About the F5 DNS Cloud Service¶
In the initial release, the F5 DNS Cloud Service is a secondary authoritative DNS service. With global distribution, built-in DDoS Protection, and automatic scaling, the DNS Cloud Service can serve as a backup to your primary DNS services.
In the DNS protocol, there are primary authoritative DNS server and secondary authoritative DNS servers. The primary DNS servers always hold the true configuration, and you make configuration changes only on the primary DNS servers. The secondary DNS servers then transfer the configurations from the primary servers. In the event that the primary DNS fails, a secondary DNS server continues providing DNS responses.
For now, you must continue to use your current primary DNS servers and configure the DNS Cloud Service as a secondary DNS server. All configuration changes you make on the primary DNS server are replicated to the DNS Cloud Service through RFC-compliant zone transfers.
The DNS Cloud Service can process all of your DNS traffic if you configure your registrar or NS records to only point to the DNS Cloud Service, thus making your primary DNS server a “hidden primary” DNS server. F5 recommends this choice because you can hide your primary DNS and send all traffic to the DNS Cloud Service, which reduces the vulnerability of the primary DNS server to an attack, and improves DNS response times by leveraging our globally distributed DNS infrastructure and Anycast network.

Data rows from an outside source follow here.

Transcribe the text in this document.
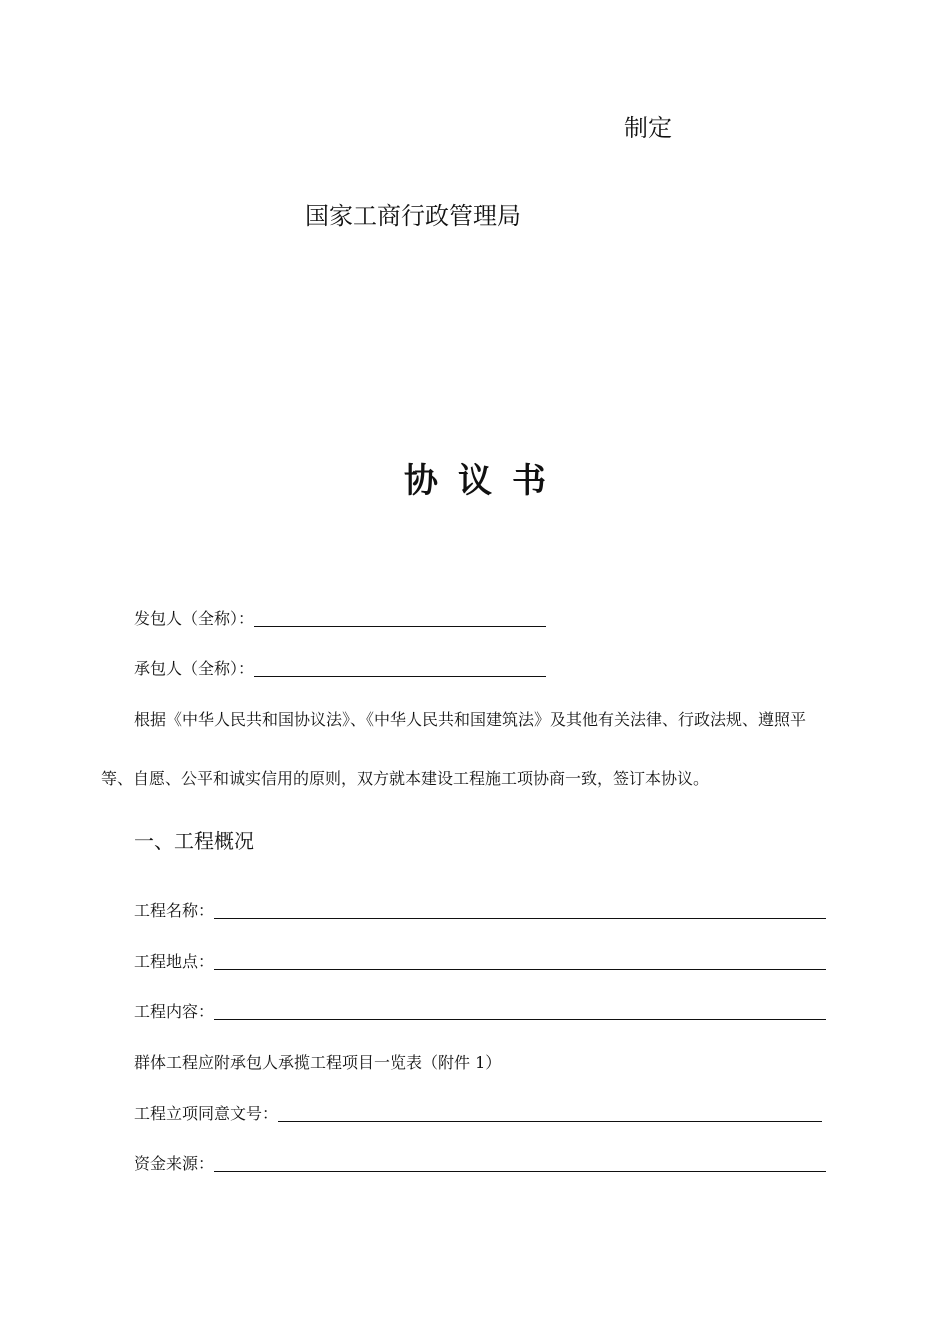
制定
国家工商行政管理局
协议书
发包人（全称）：
承包人（全称）：
根据《中华人民共和国协议法》、《中华人民共和国建筑法》及其他有关法律、行政法规、遵照平
等、自愿、公平和诚实信用的原则，双方就本建设工程施工项协商一致，签订本协议。
一、工程概况
工程名称：
工程地点：
工程内容：
群体工程应附承包人承揽工程项目一览表（附件 1）
工程立项同意文号：
资金来源：
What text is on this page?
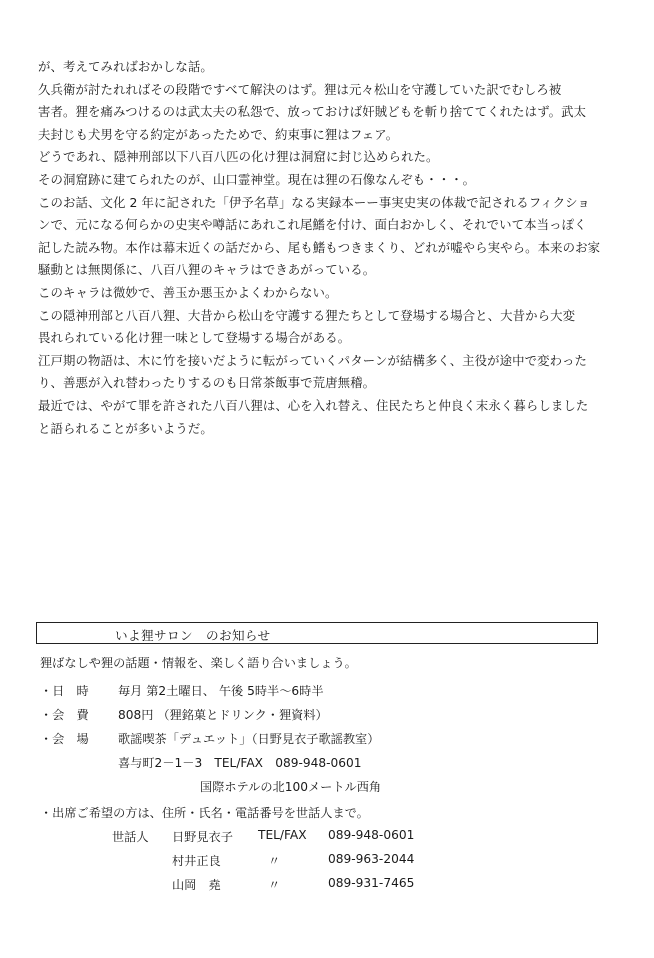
が、考えてみればおかしな話。

久兵衛が討たれればその段階ですべて解決のはず。狸は元々松山を守護していた訳でむしろ被

害者。狸を痛みつけるのは武太夫の私怨で、放っておけば奸賊どもを斬り捨ててくれたはず。武太

夫封じも犬男を守る約定があったためで、約束事に狸はフェア。

どうであれ、隠神刑部以下八百八匹の化け狸は洞窟に封じ込められた。

その洞窟跡に建てられたのが、山口霊神堂。現在は狸の石像なんぞも・・・。

このお話、文化 2 年に記された「伊予名草」なる実録本ーー事実史実の体裁で記されるフィクショ

ンで、元になる何らかの史実や噂話にあれこれ尾鰭を付け、面白おかしく、それでいて本当っぽく

記した読み物。本作は幕末近くの話だから、尾も鰭もつきまくり、どれが嘘やら実やら。本来のお家

騒動とは無関係に、八百八狸のキャラはできあがっている。

このキャラは微妙で、善玉か悪玉かよくわからない。

この隠神刑部と八百八狸、大昔から松山を守護する狸たちとして登場する場合と、大昔から大変

畏れられている化け狸一味として登場する場合がある。

江戸期の物語は、木に竹を接いだように転がっていくパターンが結構多く、主役が途中で変わった

り、善悪が入れ替わったりするのも日常茶飯事で荒唐無稽。

最近では、やがて罪を許された八百八狸は、心を入れ替え、住民たちと仲良く末永く暮らしました

と語られることが多いようだ。

いよ狸サロン　のお知らせ
狸ばなしや狸の話題・情報を、楽しく語り合いましょう。
・日　時 毎月 第2土曜日、 午後 5時半～6時半
・会　費 808円 （狸銘菓とドリンク・狸資料）
・会　場 歌謡喫茶「デュエット」（日野見衣子歌謡教室）
喜与町2－1－3　TEL/FAX　089-948-0601
国際ホテルの北100メートル西角
・出席ご希望の方は、住所・氏名・電話番号を世話人まで。
世話人 日野見衣子 TEL/FAX 089-948-0601
村井正良	〃	089-963-2044
山岡　堯	〃	089-931-7465
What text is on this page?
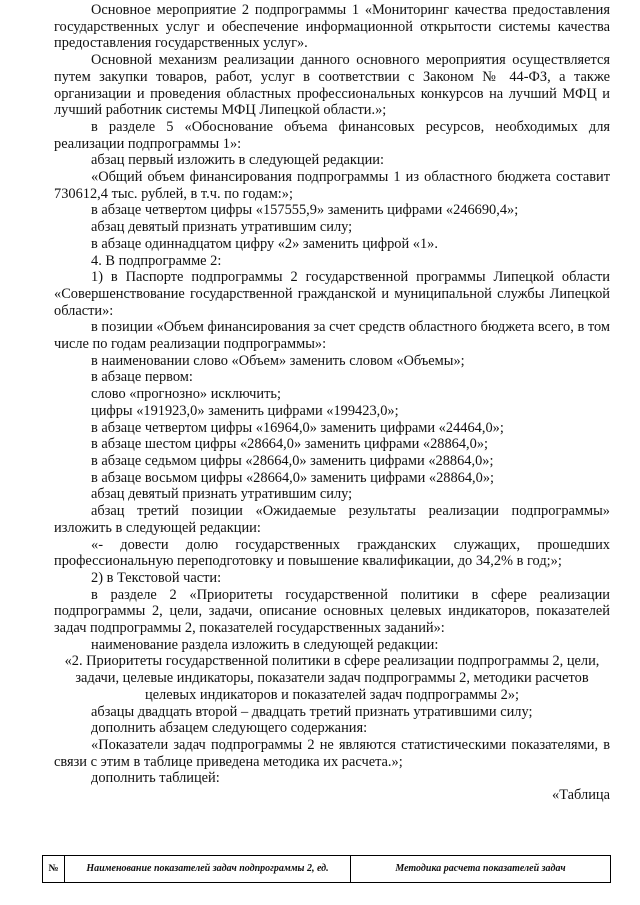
Основное мероприятие 2 подпрограммы 1 «Мониторинг качества предоставления государственных услуг и обеспечение информационной открытости системы качества предоставления государственных услуг».

Основной механизм реализации данного основного мероприятия осуществляется путем закупки товаров, работ, услуг в соответствии с Законом № 44-ФЗ, а также организации и проведения областных профессиональных конкурсов на лучший МФЦ и лучший работник системы МФЦ Липецкой области.»;

в разделе 5 «Обоснование объема финансовых ресурсов, необходимых для реализации подпрограммы 1»:

абзац первый изложить в следующей редакции:

«Общий объем финансирования подпрограммы 1 из областного бюджета составит 730612,4 тыс. рублей, в т.ч. по годам:»;

в абзаце четвертом цифры «157555,9» заменить цифрами «246690,4»;

абзац девятый признать утратившим силу;

в абзаце одиннадцатом цифру «2» заменить цифрой «1».

4. В подпрограмме 2:

1) в Паспорте подпрограммы 2 государственной программы Липецкой области «Совершенствование государственной гражданской и муниципальной службы Липецкой области»:

в позиции «Объем финансирования за счет средств областного бюджета всего, в том числе по годам реализации подпрограммы»:

в наименовании слово «Объем» заменить словом «Объемы»;

в абзаце первом:

слово «прогнозно» исключить;

цифры «191923,0» заменить цифрами «199423,0»;

в абзаце четвертом цифры «16964,0» заменить цифрами «24464,0»;

в абзаце шестом цифры «28664,0» заменить цифрами «28864,0»;

в абзаце седьмом цифры «28664,0» заменить цифрами «28864,0»;

в абзаце восьмом цифры «28664,0» заменить цифрами «28864,0»;

абзац девятый признать утратившим силу;

абзац третий позиции «Ожидаемые результаты реализации подпрограммы» изложить в следующей редакции:

«- довести долю государственных гражданских служащих, прошедших профессиональную переподготовку и повышение квалификации, до 34,2% в год;»;

2) в Текстовой части:

в разделе 2 «Приоритеты государственной политики в сфере реализации подпрограммы 2, цели, задачи, описание основных целевых индикаторов, показателей задач подпрограммы 2, показателей государственных заданий»:

наименование раздела изложить в следующей редакции:

«2. Приоритеты государственной политики в сфере реализации подпрограммы 2, цели, задачи, целевые индикаторы, показатели задач подпрограммы 2, методики расчетов целевых индикаторов и показателей задач подпрограммы 2»;

абзацы двадцать второй – двадцать третий признать утратившими силу;

дополнить абзацем следующего содержания:

«Показатели задач подпрограммы 2 не являются статистическими показателями, в связи с этим в таблице приведена методика их расчета.»;

дополнить таблицей:

«Таблица

№	Наименование показателей задач подпрограммы 2, ед.	Методика расчета показателей задач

You can specify which zones are transferred to the DNS Cloud Service. The DNS service uses Zone Transfer (AXFR) to retrieve DNS resource records from your primary DNS server. You can configure as many zones as needed. For each applicable zone, you must specify an existing TSIG key.
After you configure your DNS server to use the DNS Cloud Service as a secondary DNS server, there will be no impact to your applications if the primary DNS server becomes unavailable.
The DNS Cloud Service will continue to provide DNS responses. However, new configuration changes will only be possible when the primary DNS server is operational again.